Álvarez’s life was associated with drugs from an early age, when he was barely a teenager. He grew up with his father, a construction worker, and his grandmother, whom he adored and whose death came as a shock when the boy was 15. Although Álvarez lived in a working-class neighborhood, he was enrolled in a private school. The boy was a good student according to his former classmates, who say that Álvarez helped them with tests, mainly in physics, which he was good at. However, the boy could not endure school. “He didn’t go to school,” says one of his former classmates. “I had behavioral issues,” he adds. Pity added 25 cautions, earning him the sack. It was around this time that an older cousin introduced him to the music of AC/DC, Led Zeppelin and Iron Maiden. When the cousin left him alone in his room, Álvarez searched his drawers and found cocaine, a metal syringe and a heater.

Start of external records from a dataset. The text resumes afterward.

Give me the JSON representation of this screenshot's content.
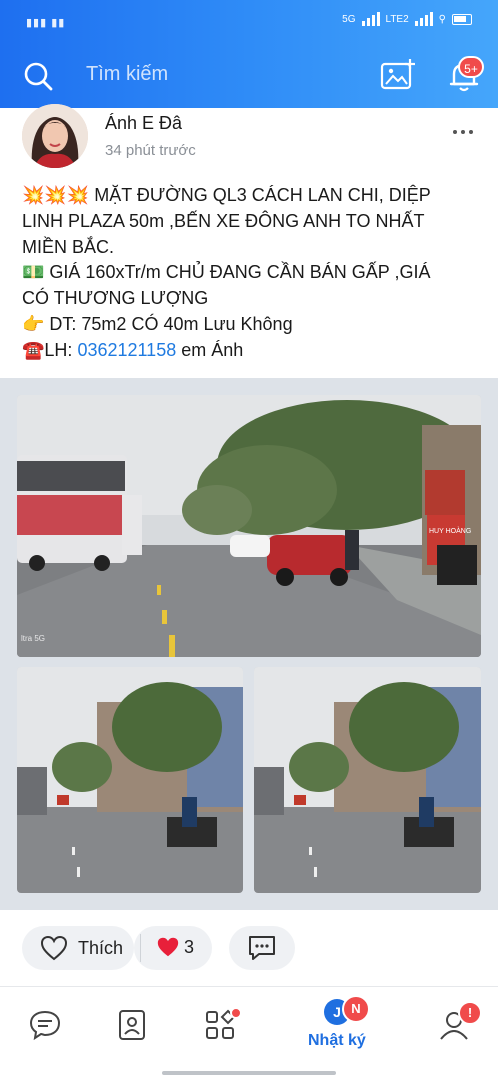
{
  "colors": {
    "accent": "#1f6fe0",
    "badge": "#f04b4b",
    "heart": "#e8203a"
  },
  "status_bar": {
    "network": "5G",
    "network2": "LTE2"
  },
  "header": {
    "search_placeholder": "Tìm kiếm",
    "notification_badge": "5+"
  },
  "post": {
    "author": "Ánh E Đâ",
    "time": "34 phút trước",
    "lines": [
      "💥💥💥 MẶT ĐƯỜNG QL3 CÁCH LAN CHI, DIỆP",
      "LINH PLAZA 50m ,BẾN XE ĐÔNG ANH TO NHẤT",
      "MIỀN BẮC.",
      "💵 GIÁ 160xTr/m CHỦ ĐANG CẦN BÁN GẤP ,GIÁ",
      "CÓ THƯƠNG LƯỢNG",
      "👉 DT: 75m2 CÓ 40m Lưu Không"
    ],
    "contact_prefix": "☎️LH: ",
    "phone": "0362121158",
    "contact_suffix": " em Ánh",
    "photo_watermark": "ltra 5G",
    "sign_text": "HUY HOÀNG"
  },
  "reactions": {
    "like_label": "Thích",
    "count": "3"
  },
  "bottom_nav": {
    "items": [
      {
        "name": "messages",
        "icon": "chat-icon"
      },
      {
        "name": "contacts",
        "icon": "contact-icon"
      },
      {
        "name": "discover",
        "icon": "grid-icon"
      },
      {
        "name": "diary",
        "icon": "diary-icon",
        "label": "Nhật ký",
        "avatar_letter": "J",
        "badge": "N"
      },
      {
        "name": "profile",
        "icon": "person-icon",
        "badge": "!"
      }
    ]
  }
}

Too bad Álvarez, left, at a Viejas Locas concert.Too bad Álvarez, left, at a concert by Viejas Locas Guido Adler / Official Facebook Viejas Locas

Rock and drugs began to populate the boy’s life. In 1987 he bought a boy from his neighborhood a drum kit, his first instrument, and it was the beginning of a one-way journey with music. A few years later he formed his first band, Viejas Locas, which found its way into Argentine rock. In 1995 he recorded his first album and success followed. “There is no such thing as good and evil for me,” warned an Álvarez, overwhelmed by the onslaught of recognition. They recorded a second album, opened for the Rolling Stones during a band concert in Argentina, and their fame grew. He would later start a new group with which he would find complete success: Intoxicated. Fito Páez cataloged his music in 2007 as “emotional goldsmithing”. “His emotions, his interpretative quality always impress me,” he said. They filled concert halls. His music was everywhere. But hand in hand with fame grew addiction. Álvarez was dependent on base paste and suffered from mental disorders. His companions watched as the drug consumed his life. He had already been imprisoned for an act of violence, failed at concerts and two women accused him of having locked her up without their consent, brutally beat her and threatened her. So did a neighbor from the neighborhood they lived in, who said Álvarez hit her after failing to recognize her. A prosecutor had already requested his “urgent and involuntary” hospitalization given the risk he posed to himself and others, he said. Until the 2018 tragedy when he fired four bullets at this man in Buenos Aires.

The Spotify podcast, co-produced with Anfibia magazine, is also a critique of the Argentine authorities’ inability to deal with addiction and mental disorders. Several experts consulted in the six-part program explain how cheap and highly addictive drugs have devastated entire generations of young people in the slums of the great capital, hit by the constant economic crises that have plagued the country and are affecting them have let down . With drugs, violence and even more death came, in a spiral that Álvarez also fell into, the promise of rock, praised by the greats of Argentine music, who made his own descent into hell in the intoxication of drugs.